Abends, nachts, wenn man aus dem letzten Film des Tages, noch halb im Kino­rausch, in sein Berliner Quartier gewankt kommt, wird dieses Jahr als erstes stets der Fernseher angemacht. Um zu sehen, ob jetzt schon Krieg ist im Irak. Ob die Welt noch steht.

Sind Film­fes­ti­vals ohnehin schon perfekt geeignet, einem aus aller Realität zu heben, so ist es die Berlinale doch noch ein Stück perfekter, seit sie am Potsdamer Platz residiert, dieser tyran­ni­schen New Economy-Utopie, Stein, Glas und Chrom gewordene Science Fiction vom verfalls­freien, design­baren, »offenen« und »freien« Menschen. Dieses Jahr aber haben die Reali­täten schon im Vorfeld zuge­schlagen: Nicht nur Deutsch­land, auch die Berlinale ist weniger rot als vor 12 Monaten – der Haupt­sponsor Premiere mitsamt seiner Signal­farbe ist (warum wohl?) nirgends mehr zu erblicken. Das Geld ist knapp, das Festival einen Tag kürzer, die Filme weniger geworden, der Trailer vom Vorjahr recycled. Dass am Potsdamer Platz noch immer neue Wolken­kratzer hoch­ge­zogen werden wirkt wie das trotzige Fest­halten an einem längst geplatzten Traum.
Befinden Filme sich ohnehin immer im Span­nungs­feld zwischen Abbildung, Aufzeich­nung von Welt und Erschaf­fung ihres eigenen künst­li­chen Univer­sums, so scheint die Posi­tio­nie­rung auf dieser Achse die Auswahl der Werke diesmal besonders stark zu beschäf­tigen.

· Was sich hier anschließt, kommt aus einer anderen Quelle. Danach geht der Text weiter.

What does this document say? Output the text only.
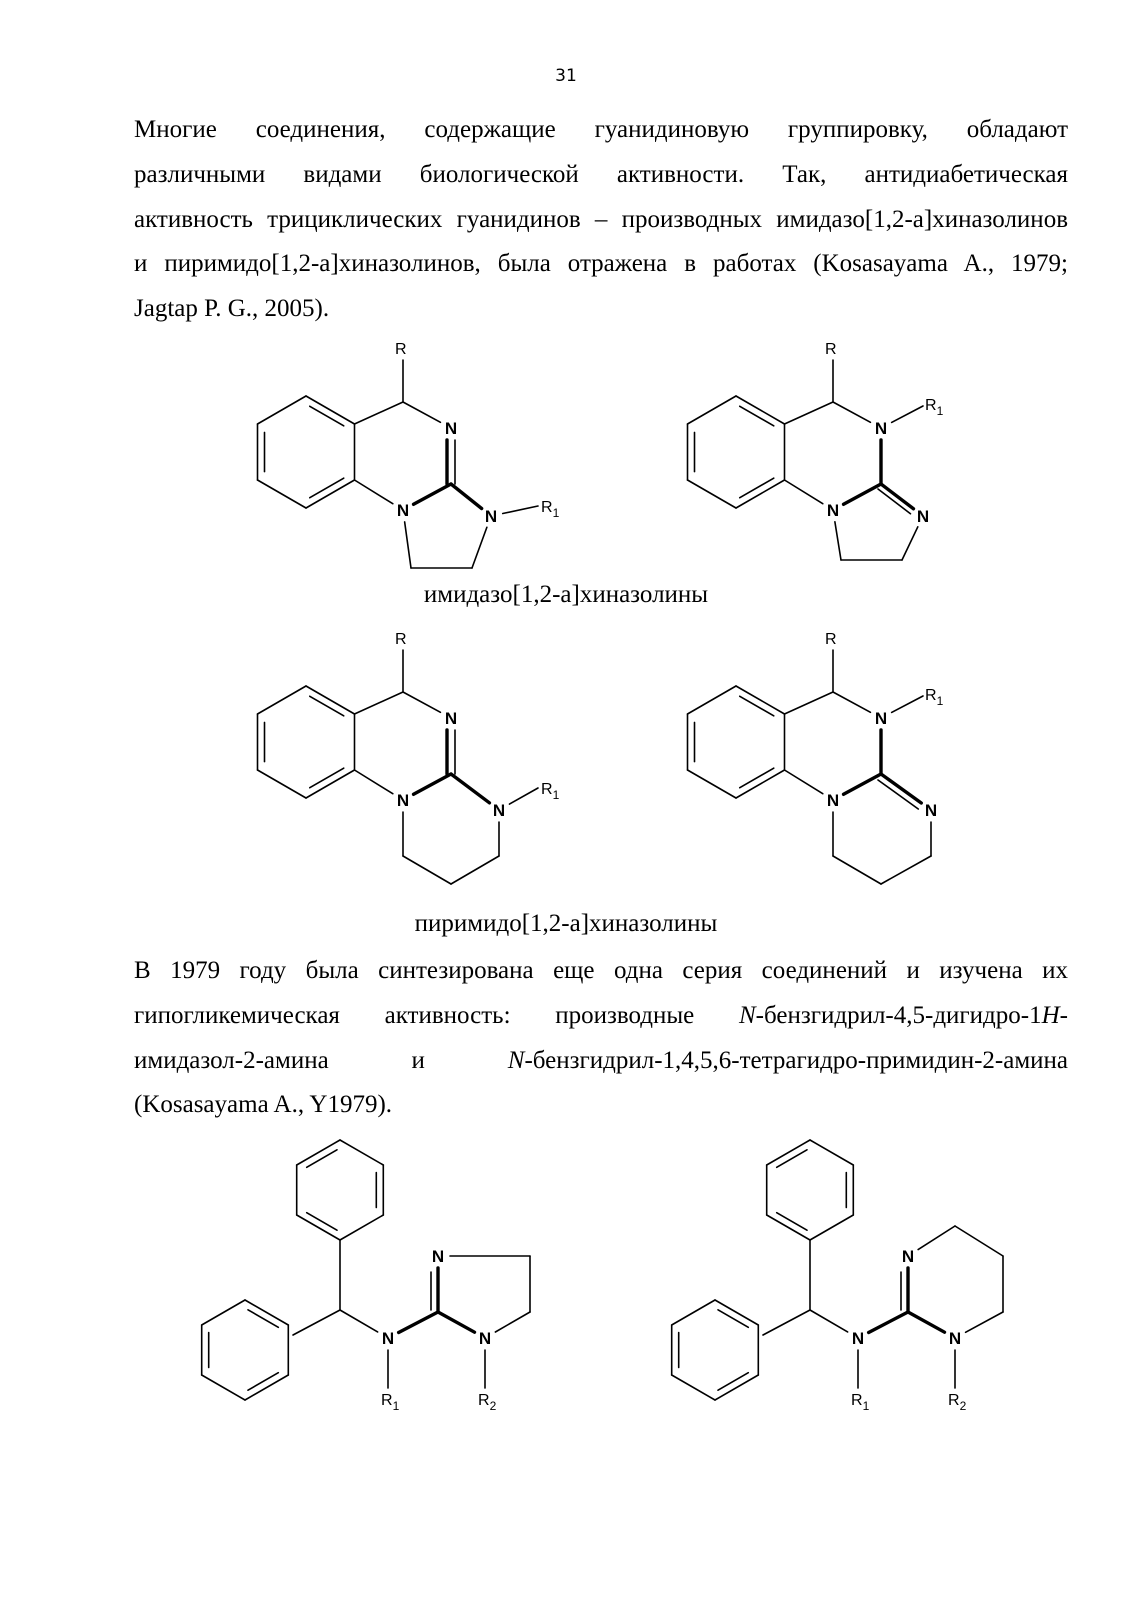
31
Многие соединения, содержащие гуанидиновую группировку, обладают
различными видами биологической активности. Так, антидиабетическая
активность трициклических гуанидинов – производных имидазо[1,2-a]хиназолинов
и пиримидо[1,2-a]хиназолинов, была отражена в работах (Kosasayama A., 1979;
Jagtap P. G., 2005).
R
N
N	N	$R_1$
R
N
$R_1$
N	N
имидазо[1,2-a]хиназолины
R
N
N
N
$R_1$
R
N
$R_1$
N
N
пиримидо[1,2-a]хиназолины
В 1979 году была синтезирована еще одна серия соединений и изучена их
гипогликемическая активность: производные N-бензгидрил-4,5-дигидро-1H-
имидазол-2-амина и N-бензгидрил-1,4,5,6-тетрагидро-примидин-2-амина
(Kosasayama A., Y1979).
N
$R_1$
N
N
$R_2$
N
$R_1$
N
N
$R_2$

Der Eröff­nungs­film, CHICAGO, beginnt mit der Kame­ra­fahrt auf ein Auge zu, in das Schwarz inmitten der Iris hinein. Will man das als ein program­ma­ti­sches Statement lesen, dann könnte die Sache nicht klarer sein: Die wahren Abenteuer sind im Kopf. Ein Musical zu wählen als Start­schuss, noch dazu ein so mit Wonne arti­fi­zi­elles wie CHICAGO, das scheint ein Plädoyer zu sein für Kino als Karneval der Künst­lich­keit.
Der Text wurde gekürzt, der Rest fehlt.